Washing your sheets each week, and your comforter or duvet and pillow cases once a month, is one of the best ways to avoid letting bacteria and germs quickly accumulate on the fabric. That’s a lot of washing, and we’re honestly a bit exhausted just thinking about it. If you want to avoid constantly lugging your linens to the laundry room or laundromat, invest in a clothing steamer to sanitize your sheets in-between washings.
Experts at the Laundress explain that giving your sheets (and any other fabric in need of a wash) a good steam will not only rid of annoying wrinkles, but also kill the germs and bacteria that like to accumulate quickly. The CDC backs this up, reporting that bugs like the flu virus can be zapped away with heat above 167 degrees Fahrenheit. Most clothing steamers reach up to 200 degrees or higher, depending on the settings you choose.

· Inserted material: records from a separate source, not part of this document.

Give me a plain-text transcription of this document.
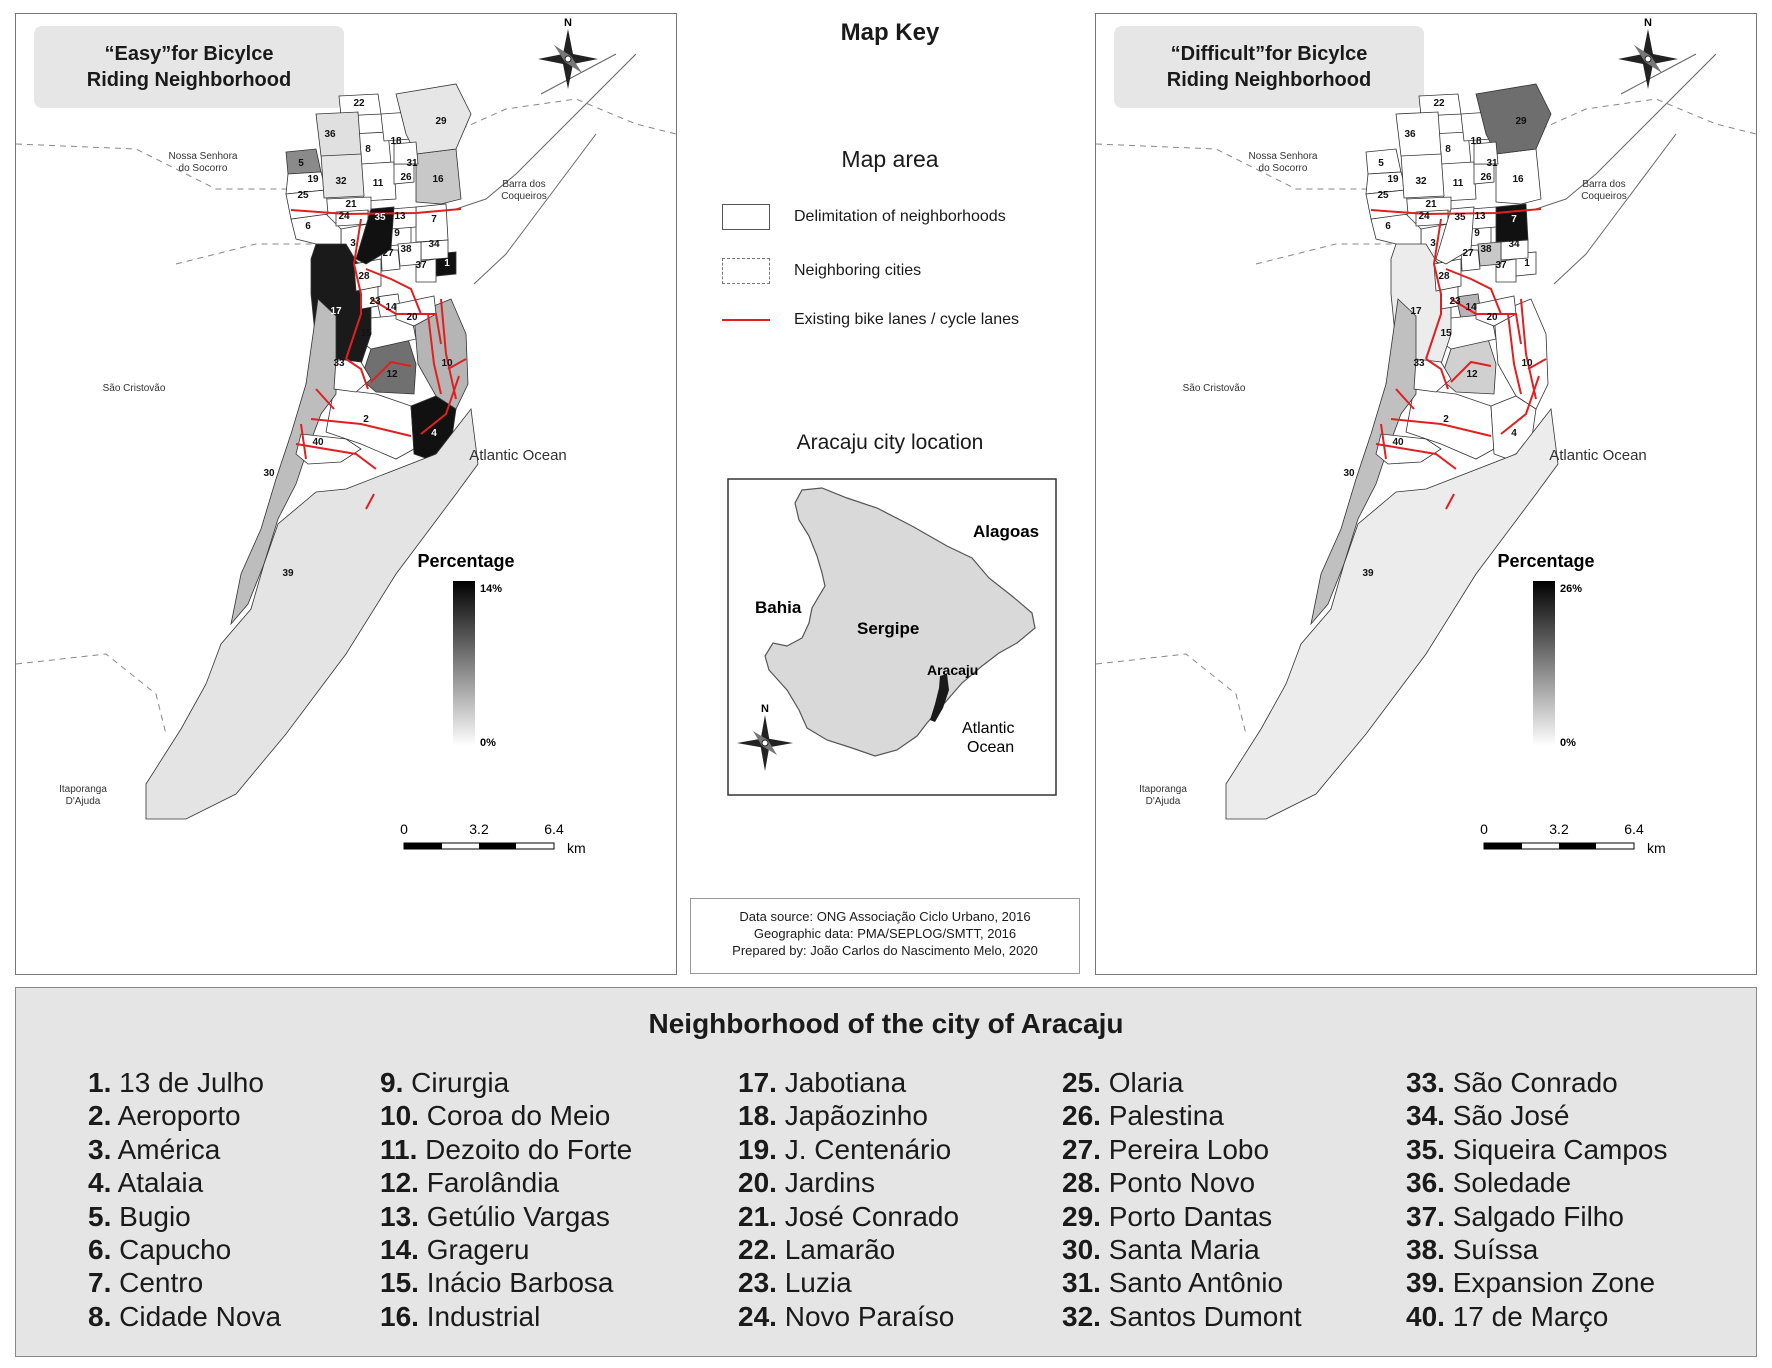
“Easy”for Bicylce
Riding Neighborhood
1
2
3
4
5
6
7
8
9
10
11
12
13
14
15
16
17
18
19
20
21
22
23
24
25
26
27
28
29
30
31
32
33
34
35
36
37
38
39
40
Nossa Senhora
do Socorro
Barra dos
Coqueiros
São Cristovão
Atlantic Ocean
Itaporanga
D'Ajuda
N
Percentage
14%
0%
0	3.2	6.4
km
Map Key
Map area
Delimitation of neighborhoods
Neighboring cities
Existing bike lanes / cycle lanes
Aracaju city location
Alagoas
Bahia
Sergipe
Aracaju
Atlantic
Ocean
N
Data source: ONG Associação Ciclo Urbano, 2016
Geographic data: PMA/SEPLOG/SMTT, 2016
Prepared by: João Carlos do Nascimento Melo, 2020
“Difficult”for Bicylce
Riding Neighborhood
1
2
3
4
5
6
7
8
9
10
11
12
13
14
15
16
17
18
19
20
21
22
23
24
25
26
27
28
29
30
31
32
33
34
35
36
37
38
39
40
Nossa Senhora
do Socorro
Barra dos
Coqueiros
São Cristovão
Atlantic Ocean
Itaporanga
D'Ajuda
N
Percentage
26%
0%
0	3.2	6.4
km
Neighborhood of the city of Aracaju
1. 13 de Julho
2. Aeroporto
3. América
4. Atalaia
5. Bugio
6. Capucho
7. Centro
8. Cidade Nova
9. Cirurgia
10. Coroa do Meio
11. Dezoito do Forte
12. Farolândia
13. Getúlio Vargas
14. Grageru
15. Inácio Barbosa
16. Industrial
17. Jabotiana
18. Japãozinho
19. J. Centenário
20. Jardins
21. José Conrado
22. Lamarão
23. Luzia
24. Novo Paraíso
25. Olaria
26. Palestina
27. Pereira Lobo
28. Ponto Novo
29. Porto Dantas
30. Santa Maria
31. Santo Antônio
32. Santos Dumont
33. São Conrado
34. São José
35. Siqueira Campos
36. Soledade
37. Salgado Filho
38. Suíssa
39. Expansion Zone
40. 17 de Março
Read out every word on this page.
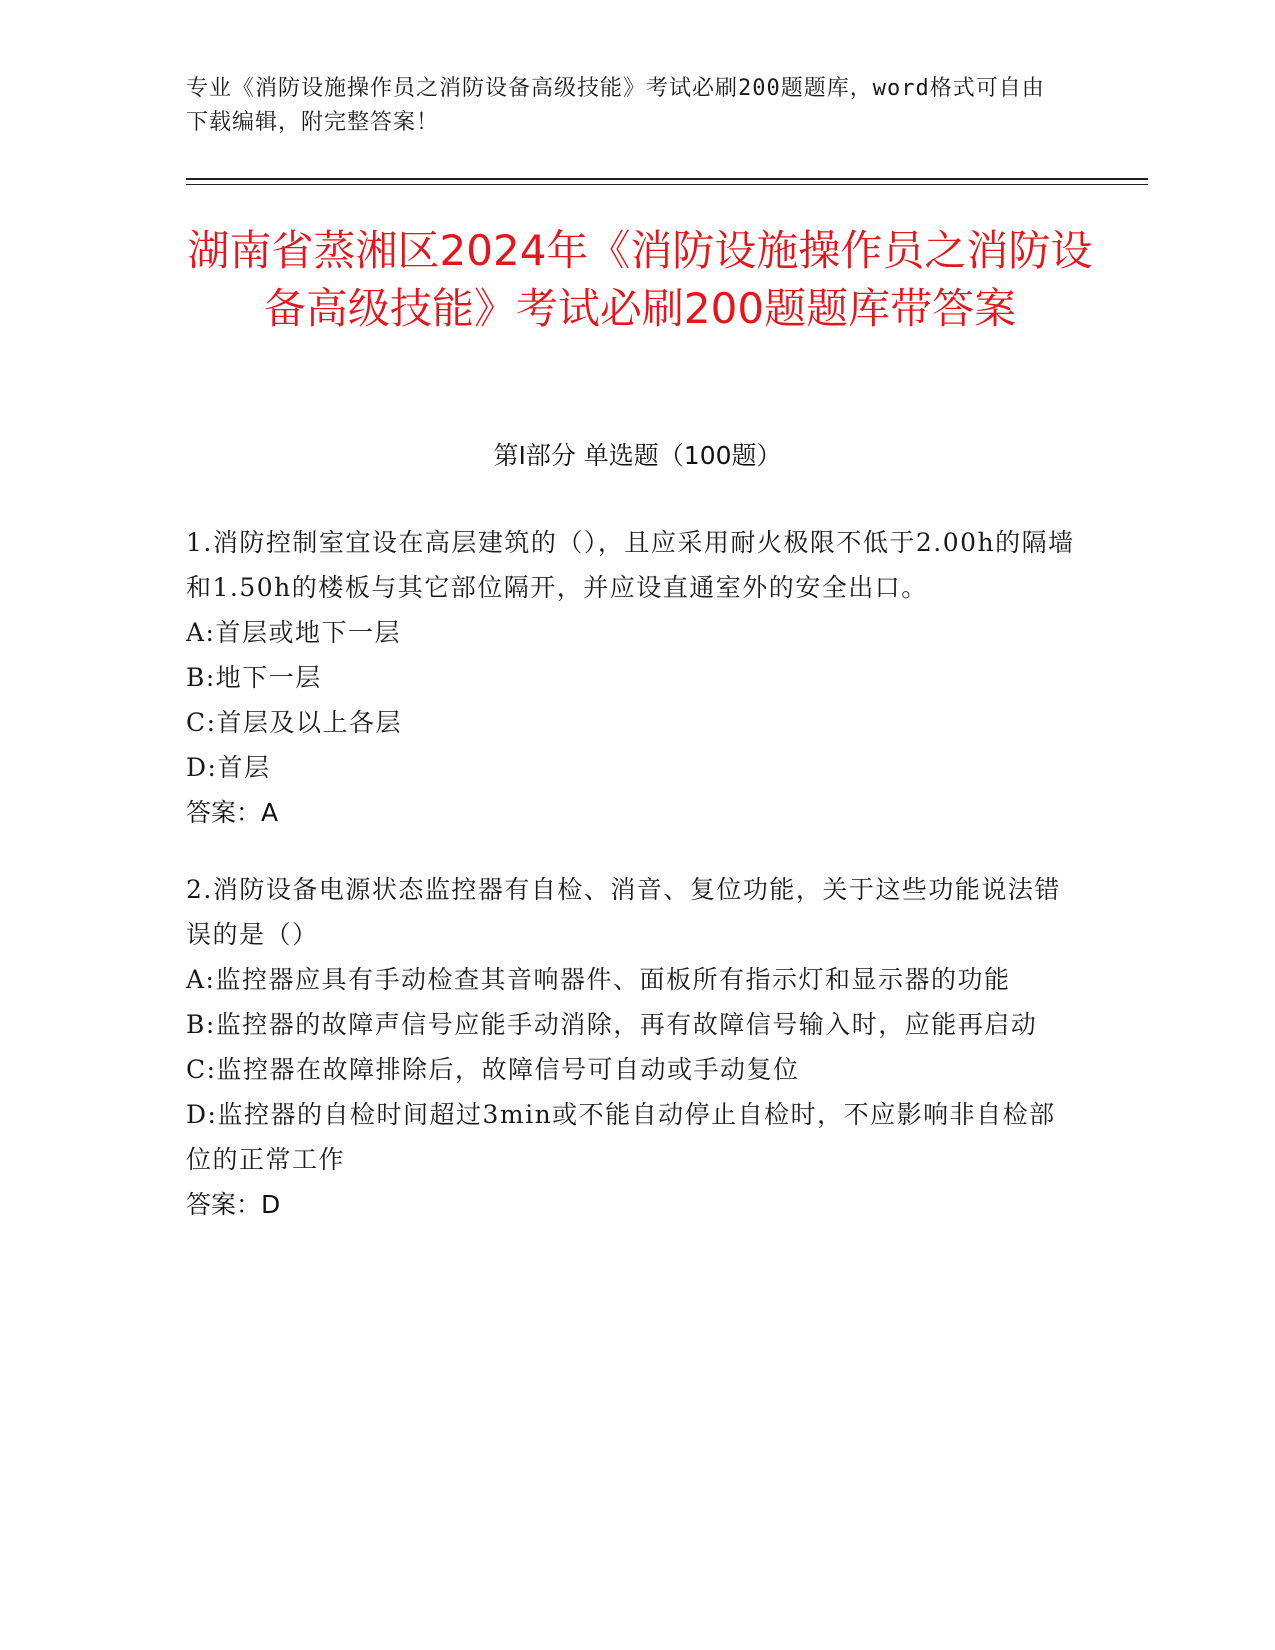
专业《消防设施操作员之消防设备高级技能》考试必刷200题题库，word格式可自由下载编辑，附完整答案！
湖南省蒸湘区2024年《消防设施操作员之消防设备高级技能》考试必刷200题题库带答案
第Ⅰ部分 单选题（100题）
1.消防控制室宜设在高层建筑的（），且应采用耐火极限不低于2.00h的隔墙和1.50h的楼板与其它部位隔开，并应设直通室外的安全出口。
A:首层或地下一层
B:地下一层
C:首层及以上各层
D:首层
答案：A
2.消防设备电源状态监控器有自检、消音、复位功能，关于这些功能说法错误的是（）
A:监控器应具有手动检查其音响器件、面板所有指示灯和显示器的功能
B:监控器的故障声信号应能手动消除，再有故障信号输入时，应能再启动
C:监控器在故障排除后，故障信号可自动或手动复位
D:监控器的自检时间超过3min或不能自动停止自检时，不应影响非自检部位的正常工作
答案：D
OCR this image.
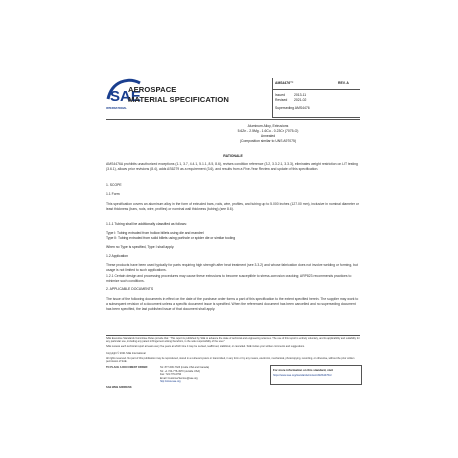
SAE
INTERNATIONAL
AEROSPACE
MATERIAL SPECIFICATION
AMS4476™	REV. A
Issued	2013-11
Revised 2021-02
Superseding AMS4476
Aluminum Alloy, Extrusions
5.6Zn - 2.5Mg - 1.6Cu - 0.23Cr (7075-O)
Annealed
(Composition similar to UNS A97075)
RATIONALE
AMS4476A prohibits unauthorized exceptions (1.1, 3.7, 4.4.1, 5.1.1, 8.5, 8.6), revises condition reference (3.2, 3.3.2.1, 3.3.3), eliminates weight restriction on LIT testing (3.6.1), allows prior revisions (8.4), adds AS6279 as a requirement (3.6), and results from a Five-Year Review and update of this specification.
1. SCOPE
1.1 Form
This specification covers an aluminum alloy in the form of extruded bars, rods, wire, profiles, and tubing up to 5.000 inches (127.00 mm), inclusive in nominal diameter or least thickness (bars, rods, wire, profiles) or nominal wall thickness (tubing) (see 8.6).
1.1.1 Tubing shall be additionally classified as follows:
Type I: Tubing extruded from hollow billets using die and mandrel
Type II: Tubing extruded from solid billets using porthole or spider die or similar tooling
When no Type is specified, Type I shall apply.
1.2 Application
These products have been used typically for parts requiring high strength after heat treatment (see 3.3.2) and whose fabrication does not involve welding or forming, but usage is not limited to such applications.
1.2.1 Certain design and processing procedures may cause these extrusions to become susceptible to stress-corrosion cracking; ARP823 recommends practices to minimize such conditions.
2. APPLICABLE DOCUMENTS
The issue of the following documents in effect on the date of the purchase order forms a part of this specification to the extent specified herein. The supplier may work to a subsequent revision of a document unless a specific document issue is specified. When the referenced document has been cancelled and no superseding document has been specified, the last published issue of that document shall apply.
SAE Executive Standards Committee Rules provide that: “This report is published by SAE to advance the state of technical and engineering sciences. The use of this report is entirely voluntary, and its applicability and suitability for any particular use, including any patent infringement arising therefrom, is the sole responsibility of the user.”
SAE reviews each technical report at least every five years at which time it may be revised, reaffirmed, stabilized, or cancelled. SAE invites your written comments and suggestions.
Copyright © 2021 SAE International
All rights reserved. No part of this publication may be reproduced, stored in a retrieval system or transmitted, in any form or by any means, electronic, mechanical, photocopying, recording, or otherwise, without the prior written permission of SAE.
TO PLACE A DOCUMENT ORDER:	Tel: 877-606-7323 (inside USA and Canada)
Tel: +1 724-776-4970 (outside USA)
Fax: 724-776-0790
Email: CustomerService@sae.org
http://www.sae.org
SAE WEB ADDRESS:
For more information on this standard, visit
https://www.sae.org/standards/content/AMS4476A/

A hot iron can also do the trick, but it’s easier to accidentally scorch your material with those. Steamers can work on various types of fabric: wool, cashmere, silk, and synthetics, to name a few. While some steamers are pricey, you can find more budget-friendly and space-saving options online, like the handheld Hilife Steamer (Buy from Amazon, $29.99).
This not only sanitizes icky germs, but it will also get rid of allergens and odors. You should still give your sheets and clothing their usual rounds in a washing machine, but this can help extend the time in between each trip to the laundry room.
We’ll definitely be keeping this in mind for in-between fabric cleaning, even after cold and flu season subsides.